Pappardelle con Salsiccia e Piselli (Pappardellle with Sausage and Peas)


A few weeks ago, I came across this cookbook for $1 in an antique store in Cave Spring, Georgia. Published in 1999, this recipe has been waiting patiently for me to come across it and cook this delicious meal tonight!  I believe that!  By the time the water boiled for the pasta to cook, the sauce was almost finished. The pasta finished cooking within a minute of the sauce being thickened and ready to toss together. This is a great weeknight meal.

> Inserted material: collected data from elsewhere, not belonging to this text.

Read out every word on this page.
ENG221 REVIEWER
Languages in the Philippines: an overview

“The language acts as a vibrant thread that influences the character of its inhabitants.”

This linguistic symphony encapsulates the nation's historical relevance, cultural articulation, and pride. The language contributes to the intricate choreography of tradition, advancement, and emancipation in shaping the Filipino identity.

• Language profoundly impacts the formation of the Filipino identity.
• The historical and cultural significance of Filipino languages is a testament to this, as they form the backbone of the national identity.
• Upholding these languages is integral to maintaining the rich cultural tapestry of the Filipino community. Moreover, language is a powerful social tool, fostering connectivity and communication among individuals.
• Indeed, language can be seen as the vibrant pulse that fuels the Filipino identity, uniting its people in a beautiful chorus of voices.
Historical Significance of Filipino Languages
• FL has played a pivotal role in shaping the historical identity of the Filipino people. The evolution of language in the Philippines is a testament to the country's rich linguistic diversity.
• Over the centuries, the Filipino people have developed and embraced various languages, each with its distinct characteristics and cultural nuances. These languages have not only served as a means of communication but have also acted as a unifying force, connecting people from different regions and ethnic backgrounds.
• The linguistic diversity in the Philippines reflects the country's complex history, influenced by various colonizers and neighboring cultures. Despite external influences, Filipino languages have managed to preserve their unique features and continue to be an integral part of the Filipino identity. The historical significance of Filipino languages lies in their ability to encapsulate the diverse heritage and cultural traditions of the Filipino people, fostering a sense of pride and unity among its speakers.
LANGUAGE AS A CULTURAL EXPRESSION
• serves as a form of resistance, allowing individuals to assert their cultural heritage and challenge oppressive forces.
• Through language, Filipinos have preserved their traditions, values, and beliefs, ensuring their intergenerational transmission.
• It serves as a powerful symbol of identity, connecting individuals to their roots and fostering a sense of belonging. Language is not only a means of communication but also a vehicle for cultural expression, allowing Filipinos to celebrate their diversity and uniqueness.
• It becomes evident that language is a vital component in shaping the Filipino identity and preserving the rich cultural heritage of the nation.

1/2 lb. Italian sausage, casings removed
1 cup heavy cream
1/2 cup shelled tiny green peas
salt and freshly ground black pepper
1/2 cup grated Parmigiano-Reggiano cheese
12 oz. pappardelle pasta (You can use either fresh or dried pasta for this dish.)

Warm a large non-stick frying pan over medium heat. Add the sausage and cook, stirring to break up any lumps, until no longer pink, but not browned, about 5 minutes. Using a slotted spoon, transfer sausage to a cutting board and chop finely.

Wipe out the pan and place over medium heat. Return the sausage to the pan along with the cream and bring to a simmer. Cook until the cream thickens about 5 minutes. Add the peas, salt and pepper and simmer until the peas are tender and the flavors are blended, about 5 minutes longer.

Meanwhile, bring a large pot of water to a boil. Add 1 T. salt and the pasta. Cook, stirring frequently, until al dente. Drain well.

Place the pasta in a warmed shallow serving bowl. Add the sauce and toss to mix evenly. Add the cheese and toss again. Serve immediately.


1 comment:

  1. Oh it looks good. I would have to leave the peas out for my hubby.